A single tool call: parsing, limits, cache, hooks, and events handled together.

This function encapsulates several cross‑cutting concerns:

Argument parsing is centralized via parse_tool_call_args, so provider‑specific quirks don’t leak into the loop.
Usage limits (max_usage_count) live next to the tool, not in the control flow.
Caching is delegated to ToolsHandler.cache, but controlled here, with an optional cache_function policy on the tool.
Hooks around execution use ToolCallHookContext, enabling policy or tracing without touching core logic.
Events (ToolUsageStartedEvent, ToolUsageFinishedEvent, ToolUsageErrorEvent) are emitted predictably, baking observability into each call.

Conceptually, each tool call is a Command: an executable unit with metadata that can be logged, cached, and decorated. The executor is the command dispatcher.

After execution, the result is stitched back into the conversation and may even terminate the run:

def _append_tool_result_and_check_finality(
    self, execution_result: dict[str, Any]
) -> AgentFinish | None:
    call_id = cast(str, execution_result["call_id"])
    func_name = cast(str, execution_result["func_name"])
    result = cast(str, execution_result["result"])
    original_tool = execution_result["original_tool"]

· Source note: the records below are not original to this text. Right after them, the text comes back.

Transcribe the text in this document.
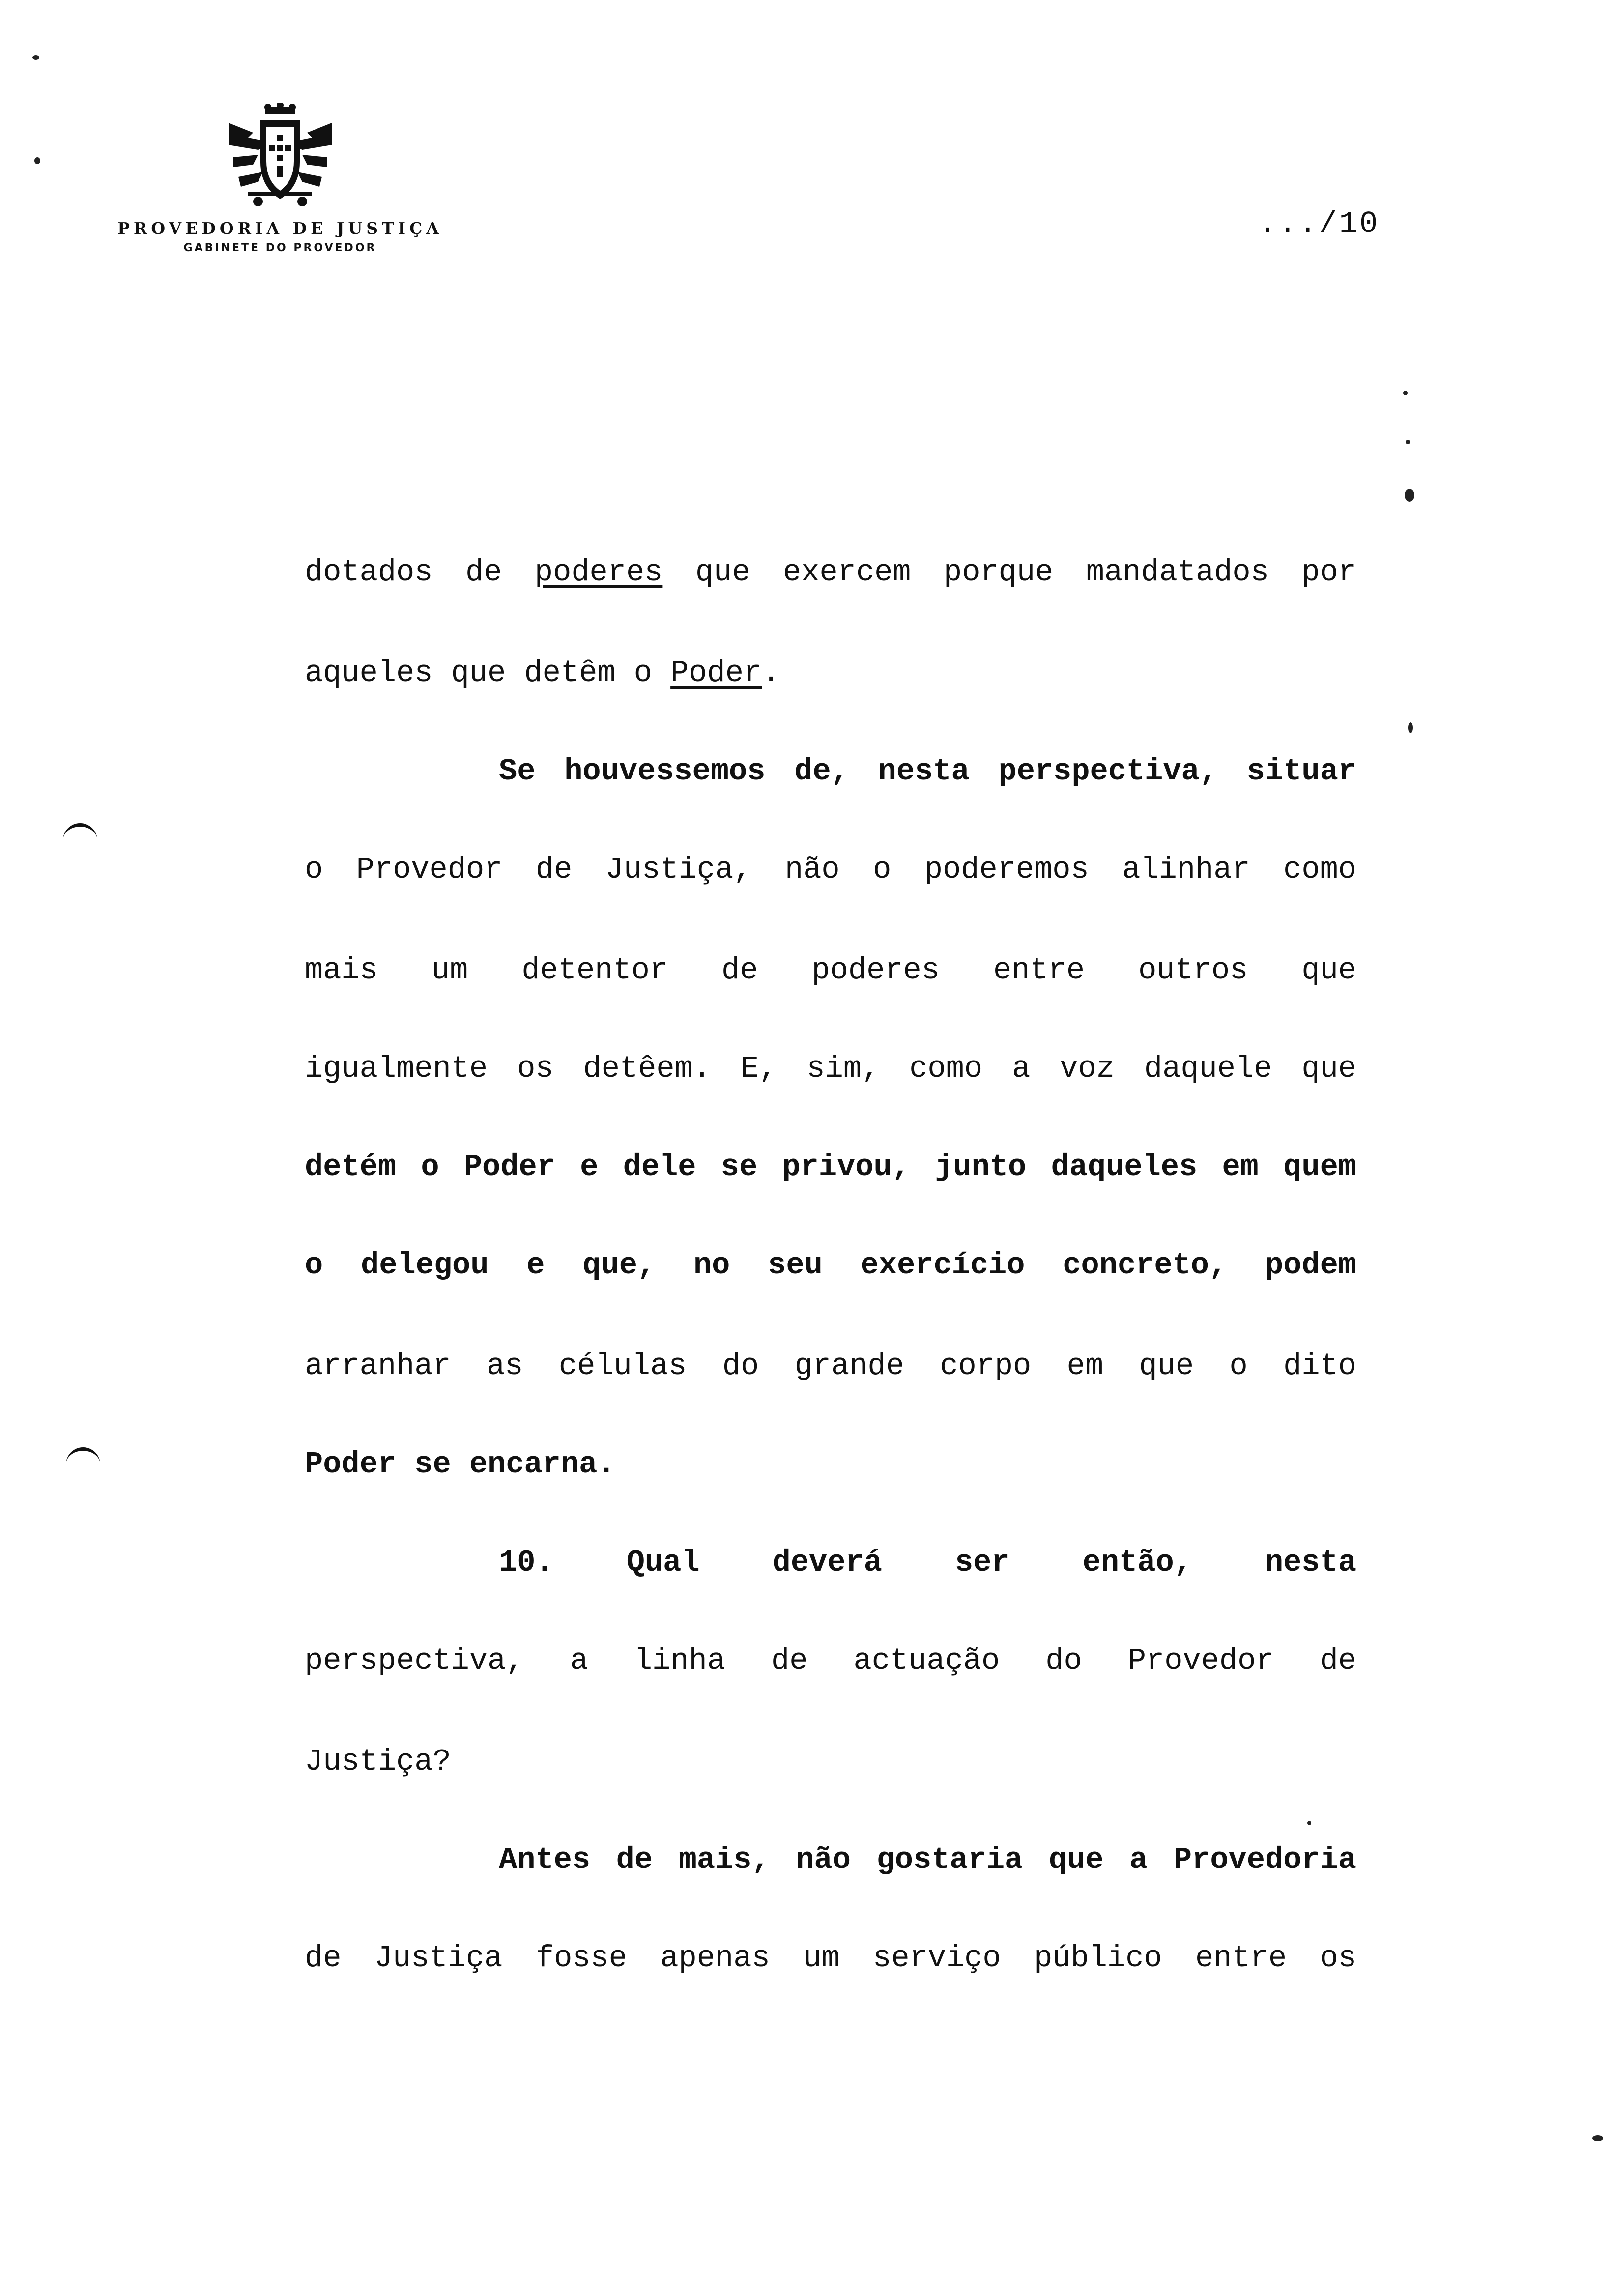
PROVEDORIA DE JUSTIÇA
GABINETE DO PROVEDOR
.../10
dotados de poderes que exercem porque mandatados por
aqueles que detêm o Poder.
Se houvessemos de, nesta perspectiva, situar
o Provedor de Justiça, não o poderemos alinhar como
mais um detentor de poderes entre outros que
igualmente os detêem. E, sim, como a voz daquele que
detém o Poder e dele se privou, junto daqueles em quem
o delegou e que, no seu exercício concreto, podem
arranhar as células do grande corpo em que o dito
Poder se encarna.
10. Qual deverá ser então, nesta
perspectiva, a linha de actuação do Provedor de
Justiça?
Antes de mais, não gostaria que a Provedoria
de Justiça fosse apenas um serviço público entre os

    tool_message: LLMMessage = {
        "role": "tool",
        "tool_call_id": call_id,
        "name": func_name,
        "content": result,
    }
    self.messages.append(tool_message)

    if (
        original_tool
        and hasattr(original_tool, "result_as_answer")
        and original_tool.result_as_answer
    ):
        return AgentFinish(
            thought="Tool result is the final answer",
            output=result,
            text=result,
        )
    return None

Tool outputs become notebook entries; some tools can terminate the run.

This ties into an important metaphor: the message history is a shared notebook. User, assistant, and tools all write into it. The executor keeps the notebook coherent and respects tools that declare, via result_as_answer, “this output is the final answer.”

ReAct vs native tools: one brain, two strategies

ReAct and native tools look different, but the executor treats them as two strategies for the same mental loop: repeatedly “think → maybe act → think again” until you reach AgentFinish.

With native tools, the loop leans on provider‑level structured calling. It converts internal tools into a provider schema, then interprets responses as either tool calls or final text:

openai_tools, available_functions, self._tool_name_mapping = (
    convert_tools_to_openai_schema(self.original_tools)
)

while True:
    # ... max_iter, rpm ...
    answer = get_llm_response(
        llm=cast("BaseLLM", self.llm),
        messages=self.messages,
        callbacks=self.callbacks,
        printer=PRINTER,
        tools=openai_tools,
        available_functions=None,
        ...,
    )

    if isinstance(answer, list) and answer and self._is_tool_call_list(answer):
        tool_finish = self._handle_native_tool_calls(answer, available_functions)
        if tool_finish is not None:
            return tool_finish
        continue

    if isinstance(answer, str):
        formatted_answer = AgentFinish(thought="", output=answer, text=answer)
        # ... log, append, return ...

Native loop: structured tool calls first, then final text or model objects.

Under the hood, helpers like _is_tool_call_list and _parse_native_tool_call recognize provider‑specific shapes (OpenAI, Anthropic, Bedrock, Gemini) and normalize them to simple tuples like (call_id, func_name, func_args). That’s a clean Adapter pattern: external protocol diversity, internal uniformity.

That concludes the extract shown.